The Cuban dictatorship is not a consequence of the US blockade, as López Obrador refers to it. No: the dictatorship is a direct product of the conception of a single-party political regime, merged into the State, and loaded with definite answers for all citizens in all aspects of their lives, down to the smallest details. That political conception of the regime built in Cuba existed before the blockade, before the association with the Soviet Union. It was born within the movement of Fidel, Raul, and Che Guevara. First came the political conception, then the overthrow of Batista, and then the establishment of the one-party regime. It was the time of the decolonization struggles after World War II in Africa, the Middle East, Asia, the Caribbean, and Latin America. Real socialism prevailed, which proclaimed the one-party system fused into the State.
The conception of the one-party regime comes from the former Soviet Union, as a supposed contribution of Marx, Lenin, and Trotsky, although none of them proposed the need for the one-party system. This was a creation of Stalin, who today has become the muse of Putin and many leftists, especially the Chinese and Latin American ones.

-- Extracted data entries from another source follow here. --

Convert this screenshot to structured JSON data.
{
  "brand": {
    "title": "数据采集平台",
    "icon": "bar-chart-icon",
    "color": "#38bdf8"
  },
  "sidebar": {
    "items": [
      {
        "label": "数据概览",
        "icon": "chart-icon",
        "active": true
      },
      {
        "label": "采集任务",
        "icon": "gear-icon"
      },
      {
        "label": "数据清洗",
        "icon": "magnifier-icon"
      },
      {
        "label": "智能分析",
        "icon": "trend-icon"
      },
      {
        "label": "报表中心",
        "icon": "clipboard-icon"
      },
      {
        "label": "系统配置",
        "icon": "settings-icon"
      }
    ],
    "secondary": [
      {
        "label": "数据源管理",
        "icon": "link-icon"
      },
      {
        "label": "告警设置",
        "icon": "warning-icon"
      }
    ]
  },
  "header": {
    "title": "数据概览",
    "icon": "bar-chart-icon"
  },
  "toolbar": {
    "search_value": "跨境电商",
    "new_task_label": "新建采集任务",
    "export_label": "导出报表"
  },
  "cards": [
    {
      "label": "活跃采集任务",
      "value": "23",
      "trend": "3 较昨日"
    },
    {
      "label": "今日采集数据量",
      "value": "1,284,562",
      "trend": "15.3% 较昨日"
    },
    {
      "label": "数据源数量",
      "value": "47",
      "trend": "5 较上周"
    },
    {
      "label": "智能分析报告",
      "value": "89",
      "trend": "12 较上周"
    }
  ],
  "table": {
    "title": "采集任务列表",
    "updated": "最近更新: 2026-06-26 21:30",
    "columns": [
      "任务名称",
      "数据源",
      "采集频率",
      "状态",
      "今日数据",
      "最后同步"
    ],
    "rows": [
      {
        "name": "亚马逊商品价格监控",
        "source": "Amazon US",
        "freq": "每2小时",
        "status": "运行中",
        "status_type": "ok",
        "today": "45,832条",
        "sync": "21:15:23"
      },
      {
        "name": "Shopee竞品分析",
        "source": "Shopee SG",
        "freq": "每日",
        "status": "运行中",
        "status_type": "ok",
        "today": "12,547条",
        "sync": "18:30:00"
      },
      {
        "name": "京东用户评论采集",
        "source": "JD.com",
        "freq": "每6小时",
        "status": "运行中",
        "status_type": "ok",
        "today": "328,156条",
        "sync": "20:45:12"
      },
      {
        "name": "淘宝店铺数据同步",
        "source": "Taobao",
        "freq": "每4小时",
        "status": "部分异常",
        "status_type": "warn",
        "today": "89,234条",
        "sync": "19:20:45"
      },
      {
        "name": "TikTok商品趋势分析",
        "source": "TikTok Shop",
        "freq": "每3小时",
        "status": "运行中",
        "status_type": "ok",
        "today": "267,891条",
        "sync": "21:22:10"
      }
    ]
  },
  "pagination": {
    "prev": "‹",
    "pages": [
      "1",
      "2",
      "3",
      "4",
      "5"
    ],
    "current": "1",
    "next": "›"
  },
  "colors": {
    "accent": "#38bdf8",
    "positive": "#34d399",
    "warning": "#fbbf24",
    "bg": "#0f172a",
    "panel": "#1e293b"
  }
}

Democracy, which should be a central concern of the left, barely appears on their agenda and is supplanted by their concern for the poor. It is a great civilizational debate: which comes first: democracy or the fight against poverty? Leaders who call themselves leftists, such as those in Venezuela, Nicaragua, Cuba, -and Mexico?- seem to tell us that the poor come first and then democracy. And since they cannot solve poverty, there will be no democracy either.
Cuban society does not enjoy democracy and lives in material misery for the time being. And the new Criminal Code intends to extend the impediment to the exercise of political freedoms in time.
And Mexico is living on the wrong side of history.